Not to mention the fact that a few people have all directly implied that we are horrible parents for not putting our kids' needs first by considering this move. Oh, I am also in the middle of my "week of celebration". That's what we call my week of my "period". It is a week of celebration because we aren't quite needing an "oops" resulting in a 4th baby right now. We would deal with it, but wouldn't immediately see all the benefits outweighing the "oh my gosh"es. During my week of celebration, everything that comes up in my world is as big as a male funnel spider, the size of a man's hand, and as deadly as drinking 10 glasses of cyanide. Everything. I DID, however, start taking Evening Primrose, in the last six months. It does help, believe it or not. I only cry once or twice during the week of celebration, not, as previously, 6-10 times while I huddle on the bathroom floor in a total freakout. Maybe it wasn't THAT bad, but VERY close to it. I would freakout 2 or 3 times and end up on the bathroom floor. So, hooray for Evening Primrose.
My response to those nay-sayers attacking my parenting: Go take a hike, and tend that fire in your own backyard. God bless you, really. We all do the best we can, don't we? Who sets out to hurt their children? We all want to give our kids a life full of love, security, protection, education, richness, faith, a lack of hypocrisy, and perhaps some adventure. It looks different for everyone because we are all different. So...if my way is not YOUR way then OH WELL. I'm sure we could find some holes in YOUR way, if we really looked. But we won't, because that's between you and God.
The truth is that we really don't know what's next. Taylor is taking a 6-day trip to play music with our visa "sponser" and meet with the 10 pastors who are "sending" the "team" (of which we would be a part) out to do this Australia thing. This trip of his will provide more answers.

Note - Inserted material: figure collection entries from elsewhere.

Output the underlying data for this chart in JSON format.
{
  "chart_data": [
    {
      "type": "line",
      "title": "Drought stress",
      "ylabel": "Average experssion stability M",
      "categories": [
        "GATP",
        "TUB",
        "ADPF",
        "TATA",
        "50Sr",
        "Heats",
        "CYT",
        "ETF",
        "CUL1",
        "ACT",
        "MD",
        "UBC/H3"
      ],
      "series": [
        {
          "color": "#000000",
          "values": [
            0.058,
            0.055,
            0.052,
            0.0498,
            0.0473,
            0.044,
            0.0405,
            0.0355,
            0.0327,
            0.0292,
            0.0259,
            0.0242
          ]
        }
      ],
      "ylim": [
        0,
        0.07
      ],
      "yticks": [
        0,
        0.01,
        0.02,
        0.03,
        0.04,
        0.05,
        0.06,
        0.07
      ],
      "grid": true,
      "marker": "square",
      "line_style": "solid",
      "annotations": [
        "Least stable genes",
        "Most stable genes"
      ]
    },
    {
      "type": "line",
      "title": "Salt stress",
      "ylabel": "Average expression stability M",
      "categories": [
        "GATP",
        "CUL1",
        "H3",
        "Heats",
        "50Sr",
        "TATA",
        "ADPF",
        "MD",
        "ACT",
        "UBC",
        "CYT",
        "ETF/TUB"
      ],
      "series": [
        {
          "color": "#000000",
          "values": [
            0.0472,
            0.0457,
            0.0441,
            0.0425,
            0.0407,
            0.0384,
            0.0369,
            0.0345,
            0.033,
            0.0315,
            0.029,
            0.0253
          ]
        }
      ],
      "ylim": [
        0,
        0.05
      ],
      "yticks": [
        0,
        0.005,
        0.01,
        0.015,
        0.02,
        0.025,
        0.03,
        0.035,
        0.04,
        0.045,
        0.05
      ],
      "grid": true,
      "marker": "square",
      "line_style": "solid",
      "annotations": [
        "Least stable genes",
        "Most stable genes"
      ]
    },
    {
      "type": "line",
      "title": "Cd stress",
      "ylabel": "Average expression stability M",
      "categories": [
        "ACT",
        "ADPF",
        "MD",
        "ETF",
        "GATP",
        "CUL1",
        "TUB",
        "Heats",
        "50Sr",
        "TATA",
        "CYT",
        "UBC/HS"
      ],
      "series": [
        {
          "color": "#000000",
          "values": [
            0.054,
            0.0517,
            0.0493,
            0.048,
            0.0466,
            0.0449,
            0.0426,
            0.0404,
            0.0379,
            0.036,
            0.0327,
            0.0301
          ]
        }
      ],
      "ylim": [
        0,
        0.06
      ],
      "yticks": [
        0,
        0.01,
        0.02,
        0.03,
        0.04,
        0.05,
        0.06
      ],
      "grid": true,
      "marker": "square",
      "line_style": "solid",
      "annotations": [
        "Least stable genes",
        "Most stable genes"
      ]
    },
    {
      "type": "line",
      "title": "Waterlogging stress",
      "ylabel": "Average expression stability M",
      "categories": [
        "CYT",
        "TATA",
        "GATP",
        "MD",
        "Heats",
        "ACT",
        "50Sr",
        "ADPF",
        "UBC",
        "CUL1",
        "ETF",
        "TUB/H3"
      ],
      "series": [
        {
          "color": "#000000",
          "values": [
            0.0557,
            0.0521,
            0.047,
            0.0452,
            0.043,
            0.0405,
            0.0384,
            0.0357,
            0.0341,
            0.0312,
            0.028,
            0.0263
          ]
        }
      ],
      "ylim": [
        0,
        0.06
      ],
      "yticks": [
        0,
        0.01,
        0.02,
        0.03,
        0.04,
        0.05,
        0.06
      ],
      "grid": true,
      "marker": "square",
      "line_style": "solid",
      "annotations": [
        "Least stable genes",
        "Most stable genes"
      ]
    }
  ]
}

Life, when taking the path of FAITH, is like taking the path of salt water taffy. It pulls on you. It pulls on your sense of what you think you need to be comfortable. I would never change that. I have made some VERY big mistakes. They have all made me who I am today. I, for the first time in almost 40 years, am starting to see that God LOVES who I am. It is no mistake that he has used my mistakes to mold me and teach me and show me his ENDLESS mercy and patience. He is there to help me manage the details of who I am and how I work. I am sure that my parenting is absolutely not perfect. It is, however, from the heart. I am pretty sure that I will have to be humble and accept my shortcomings with my kids when they get older and when they feel the freedom to share WHERE I fell short. I think that's part of the process, too. Kids watching their parents asking for forgiveness and seeing them show humility. I would have appreciated that a little more. I got it for the BIG problems, but there is still this perceived INVINCIBILITY that my parents hold over me. I don't want to be like that for my kids. While they are young, we will take them where we go and teach them how we teach them. All the while asking for the Holy Spirit's wisdom and courage. For now, that will be enough. So, if we are truly supposed to go to Australia (I AM asking God for plenty of confirmation on this!), we will go. It will sure be an adventure if it comes to pass.